Error nº 1: "No siento nada, así que todo está bien".
La varices del esófago no dan síntomas hasta el momento de la hemorragia. Los pacientes con cirrosis deben someterse a una endoscopia digestiva alta al menos una vez al año, incluso si no tienen quejas. Ejemplo: hombre de 52 años, bebía "los fines de semana", no trató la hepatitis C, se negó a la endoscopia "porque se siente bien". A los 8 meses: vómito con sangre, reanimación, muerte. Se puede evitar: elabore un calendario de exámenes y péguelo en el refrigerador.
Error nº 2: Autoadministración de AINEs en caso de dolor en las articulaciones.
Ibuprofeno, diclofenaco, nimesulida: todos irritan la mucosa y reducen la coagulación. En su lugar, paracetamol (si no hay insuficiencia hepática) o geles locales (por ejemplo, finalgon). Asegúrese de consultar con un gastroenterólogo antes de tomar cualquier medicamento.
Error nº 3: Negarse a los β-bloqueadores debido a "presión baja".
Los pacientes a menudo dicen: "Tengo presión 100/60, ¿para qué necesito propranolol?". Pero aquí lo importante no es la presión arterial sistémica, sino la presión en la vena porta. Los β-bloqueadores reducen precisamente esta, y la dosis se ajusta para que la frecuencia cardíaca no caiga por debajo de 55 latidos por minuto. Si siente debilidad, no deje el medicamento, sino consulte a un médico para ajustar la dosis.
Error nº 4: Ignorar la dieta y el régimen alimenticio.
Incluso después de una ligadura exitosa, las venas permanecen frágiles.
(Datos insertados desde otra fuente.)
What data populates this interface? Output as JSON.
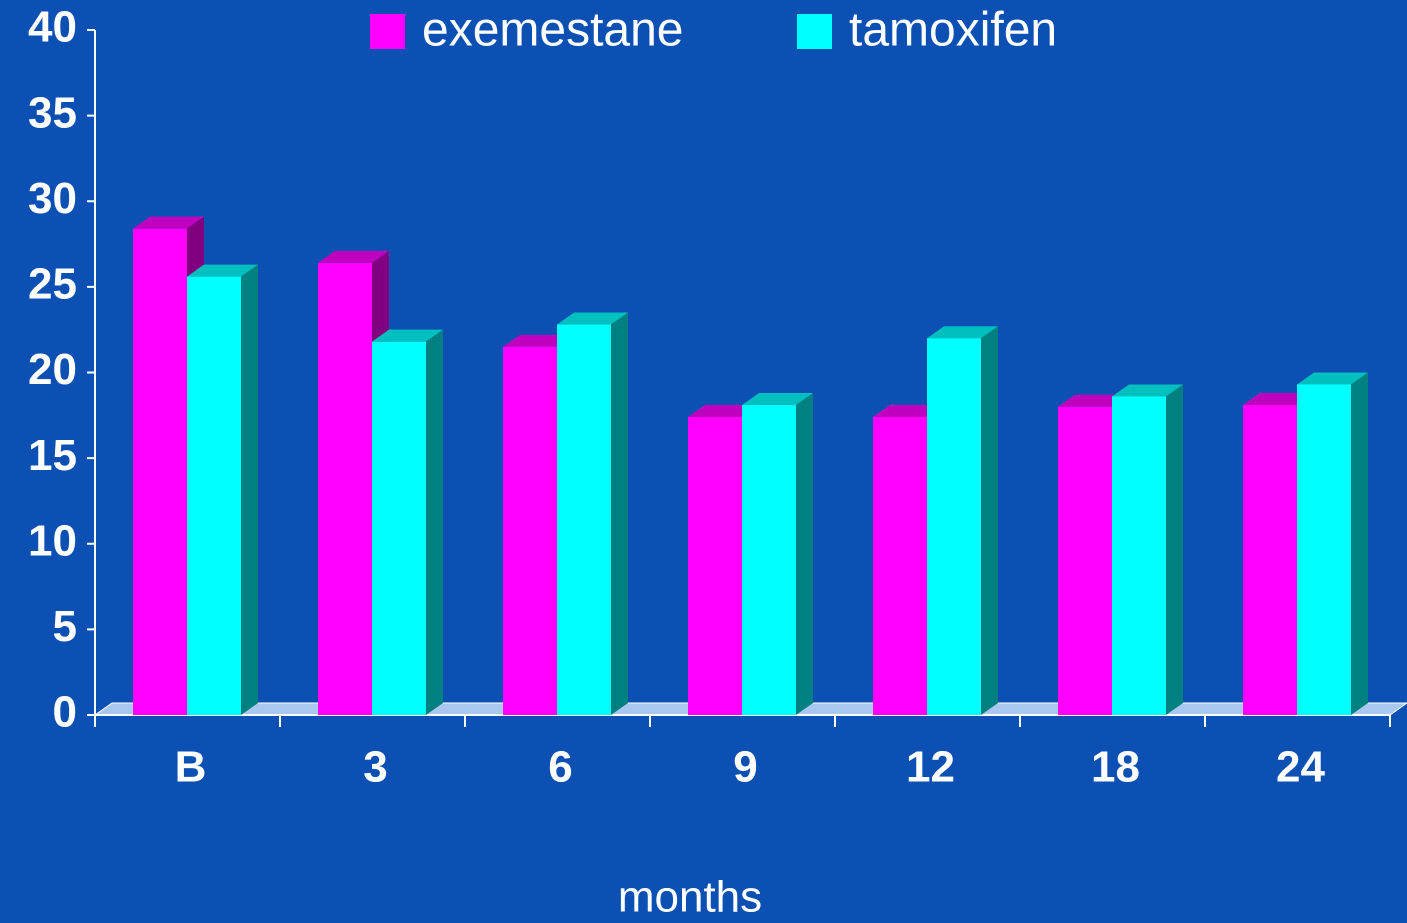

Una porción de pimientos picantes o un trozo de pan duro puede provocar una ruptura. Lleve un diario: anote todo lo que come y marque cuándo tuvo molestias o acidez. Esto ayudará a identificar los desencadenantes.

Conclusión

La dilatación varicosa de las venas del esófago no es una sentencia, sino una señal: su hígado está trabajando al límite y el cuerpo busca vías alternativas. Lo principal es no esperar a la hemorragia, sino actuar con anticipación. Si tiene cirrosis, ascitis o hepatitis crónica, hágase una endoscopia hoy, no "cuando tenga tiempo". La ligadura es segura, efectiva y está disponible en la mayoría de los hospitales urbanos. Los β-bloqueadores son medicamentos baratos, probados durante años, que salvan vidas. Y lo más importante: no está solo. En nuestra clínica, mensualmente ayudamos a más de 200 pacientes con este diagnóstico, y la mayoría de ellos llevan una vida plena, trabajan, disfrutan, ven a sus nietos. Recuerde: la varices del esófago no es una enfermedad, sino una consecuencia. Trate la causa, controle la presión, cuídese, y podrá mantener la situación bajo control durante muchos años.